I am also going to refer to the sheen asset glTF file from above so I can give you a clear example:

For the most part, you will likely be adding content to an already existing glTF file, so you don’t really need to worry about the samplers part of textures as you will likely want to use the same samplers as the other textures in the file. In this case, you can leave the samplers parameters alone and use the same value for sampler as set in the other textures in the file.

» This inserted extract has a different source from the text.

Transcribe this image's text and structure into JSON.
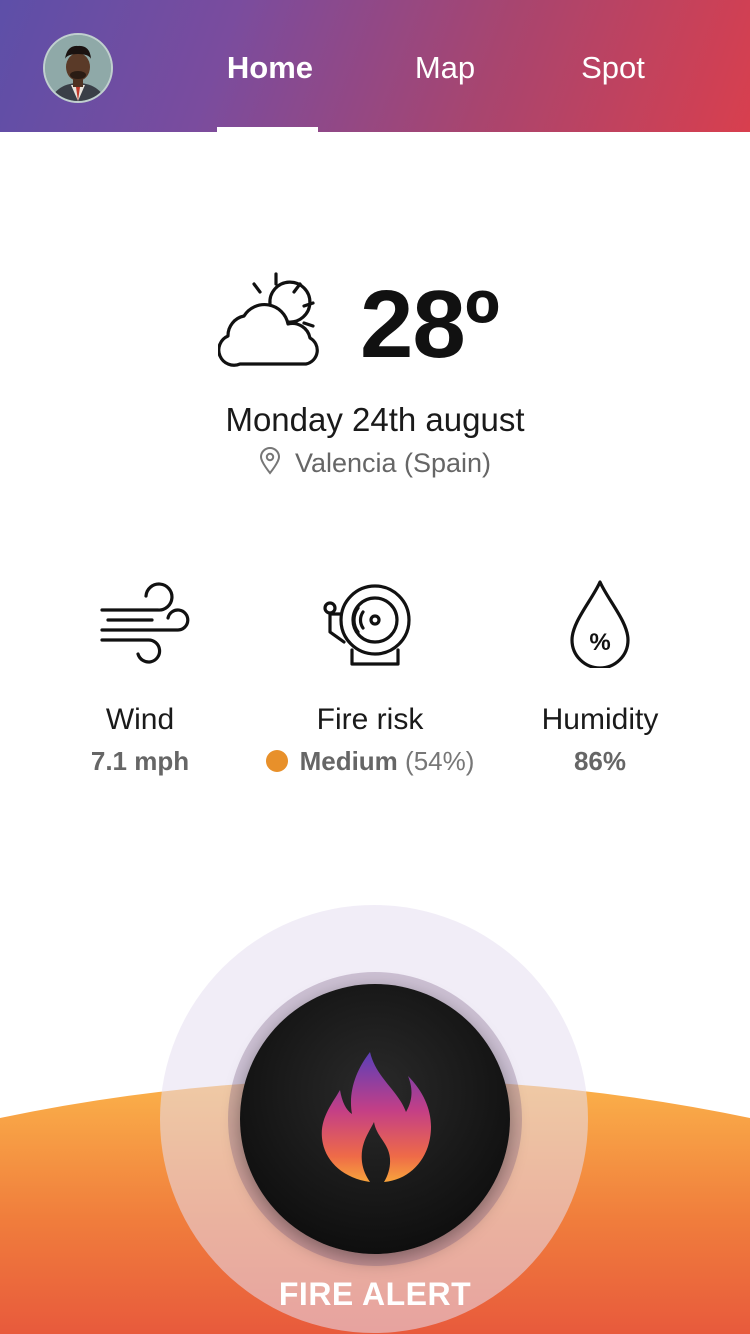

The next thing to do is add your texture URIs to the images array. Just so there isn’t any confusion around the format here, if you are unclear about it, bear with me while I explain what the format means. If you are already familiar with it, I apologize, but it may help someone else here. What you are looking at with "images" is an array of objects (which is also a parameter in an object). You can tell by the brackets/braces that are being used as arrays are contained in and objects are contained in { }. Each object can contain any number of key: value pairs and an array can contain any number of items which also have a key and a value (bear with me here… it will all make sense).

The array keys will start with 0 and increment by 1 for each item in the array so an array like this:

array = ["item1", "item2", "item3"]

would contain three items with the keys 0, 1, and 2. So if you can pass a key to get the value from the key position in the array:

array[1] == "item2" would evaluate as true because we start the array keys at 0.

So then an object is a single entity with one or more key:value pairs that has a string as a key instead of an integer. So this would be the above array as an object:

object = { "first": "item1", "second": "item 2", "third": "item3" }

This means that:

object.second == "item 2" would evaluate as true as we match the key string to find the value.

So now you can see where we are going with the images array above. It’s an array of four items that each hold an object with one key:value pair for the URI of the image you want to load. If you count, starting from 0, through the array to the file path that you want to reference in the textures parameter, you will enter that key in the "source" value in the "textures" array.

When it comes to the "textures" array, it does not matter which order the textures are in, since the loader will step through the array one at a time. The important thing is that you enter the correct values for "sampler" and "source" that correspond to the position of that element within each respective array. The "name" value should just match the file name of the file being used.

In terms of where you can store images, you don’t need to store them in the same directory as your glTF file, but doing so makes the files universally usable. If you store the textures in some other path, you will need to have a similar path for the storage of the files if you pass the glTF to someone else. This makes even less sense for a glb since you are placing all of the needed files (glTF, bin, and textures) into one container to share.

Hope this helps explain, but please let me know if you have other questions.

This is fantastic. Thank you @PatrickRyan for the thorough instruction and explanation. Seriously, a great help, and appreciated. Lemme put this into practice, and let you know how we faired. Progress!